Sir I'm not yet comfortable with the idea of small packages of charge. How would 'packages of charge' move in place of the spheres themselves. If the spheres themselves are not moving as individual units, why is it mentioned in the question that the $balls$ can interpenetrate?
Thus, I'm not able to calculate the change in PE. I know that $d(PE)=-dW$. However, $W=\int F.dr$ But what is $F$? Shouldn't $dq$ be repelled by the quantity of charge $+q-dq$ and attracted by the charge $-q$? Then wouldn't $F$ be the vector sum of these 2 forces? Also what would the limits on the Integral be?

16. Mar 14, 2016

### haruspex

We can use a rather easier integral, $\int V.dq$. You can write V in terms of q, the charge magnitudes at that instant, and R. But yes, V is the potential difference between the two, so there is a doubling up.
What do you think the range for q is?
(I feel there must be a way of doing this without integrals, but I cannot think of one.)

17. Mar 14, 2016

### Better WOrld

Sir please could you show me how to write V in terms of q, the charge magnitudes at that instant and R? Could you also explain what you mean by 'there is a doubling up'?
Sir, $Q\to 0$ since charge packets move gradually away from the sphere with $+Q$ charge initially.
Lastly Sir, I think that somehow we are supposed to use Gauss' Law (this question, so I am told, was actually a part of practice problems on Gauss' Law).

18. Mar 14, 2016

### haruspex

When there is a charge of q on one sphere, what is its potential? You already answered this. The other sphere has charge -q at this time, so what is its potential? What is the potential difference between the two?

19. Mar 14, 2016

### Better WOrld

Sir, is it $-2k\dfrac{kq}{r}$ where $r$ is the separation between the centers of the 2 spheres?

20. Mar 14, 2016

### haruspex

No, the spheres are a long way apart here, so they do not influence each other. Each has a potential in its own right, nothing to do with the distance between them.

21. Mar 14, 2016

### Better WOrld

Sir isn't potential with respect to a point? So which point do we take potential about?

The potential of any spherical shell at an interior point is $-kQ/R$ where R is its radius.

22. Mar 14, 2016

### haruspex

Yes, and as we noted that is the potential at the surface too. So how much work do we have to do to take a charge dq from it away to infinity (where the potential due to that sphere is zero).

23. Mar 16, 2016

### Better WOrld

Sir I tried, but I couldn't calculate it. Please could you show me how to?

24. Mar 16, 2016

### ehild

From the OP:
Far away from each other, the potential energy of the system of the two balls is -kQ2/d. When they just touch each other, d=2R. Assume a Gaussian surface that encloses the two balls. Keep this surface.

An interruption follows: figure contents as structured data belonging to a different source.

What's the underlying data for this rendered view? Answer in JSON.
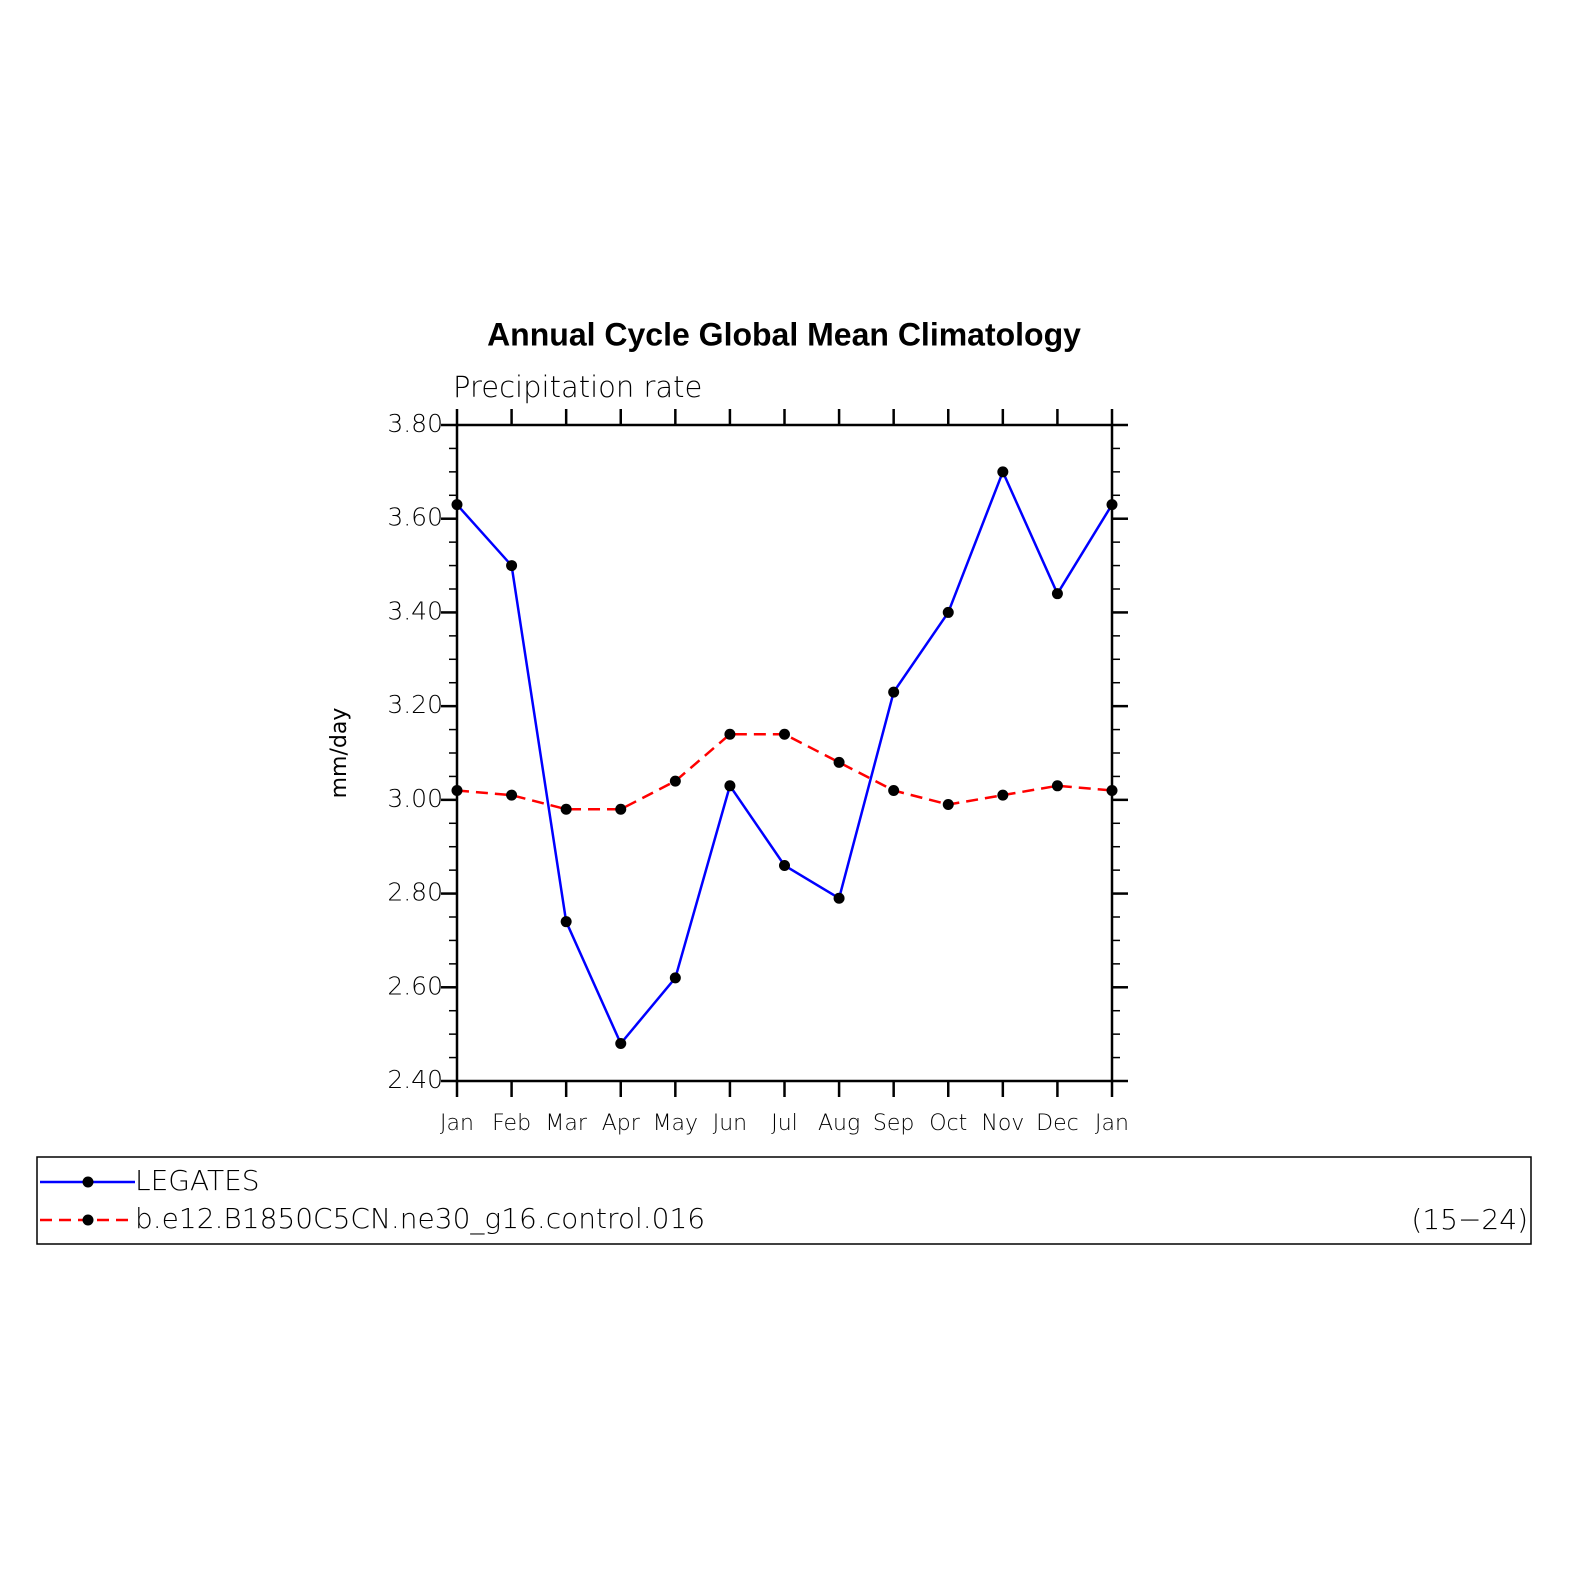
{
  "chart_data": {
    "type": "line",
    "title": "Annual Cycle Global Mean Climatology",
    "subtitle": "Precipitation rate",
    "y_label": "mm/day",
    "categories": [
      "Jan",
      "Feb",
      "Mar",
      "Apr",
      "May",
      "Jun",
      "Jul",
      "Aug",
      "Sep",
      "Oct",
      "Nov",
      "Dec",
      "Jan"
    ],
    "series": [
      {
        "name": "LEGATES",
        "color": "#0000ff",
        "dash": false,
        "values": [
          3.63,
          3.5,
          2.74,
          2.48,
          2.62,
          3.03,
          2.86,
          2.79,
          3.23,
          3.4,
          3.7,
          3.44,
          3.63
        ]
      },
      {
        "name": "b.e12.B1850C5CN.ne30_g16.control.016",
        "color": "#ff0000",
        "dash": true,
        "values": [
          3.02,
          3.01,
          2.98,
          2.98,
          3.04,
          3.14,
          3.14,
          3.08,
          3.02,
          2.99,
          3.01,
          3.03,
          3.02
        ]
      }
    ],
    "legend_note": "(15−24)",
    "marker_color": "#000000",
    "ylim": [
      2.4,
      3.8
    ],
    "yticks": [
      {
        "value": 2.4,
        "label": "2.40"
      },
      {
        "value": 2.6,
        "label": "2.60"
      },
      {
        "value": 2.8,
        "label": "2.80"
      },
      {
        "value": 3.0,
        "label": "3.00"
      },
      {
        "value": 3.2,
        "label": "3.20"
      },
      {
        "value": 3.4,
        "label": "3.40"
      },
      {
        "value": 3.6,
        "label": "3.60"
      },
      {
        "value": 3.8,
        "label": "3.80"
      }
    ],
    "grid": false
  }
}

When interpenetrating, the -ve and +ve charges neutralize each other in the common volume . What happens with the electric field around the spheres? What is the net charge and the electric field when the centres coincide? What is the electric field on the Gaussian surface? What is the electric energy then?

25. Mar 16, 2016

### haruspex

When the charge on the sphere is q, the potential at the sphere is -kq/R. The potential at infinity is zero.
If we move a small charge dq from the sphere to infinity, what is the increase in the potential for that charge? How much work does it take?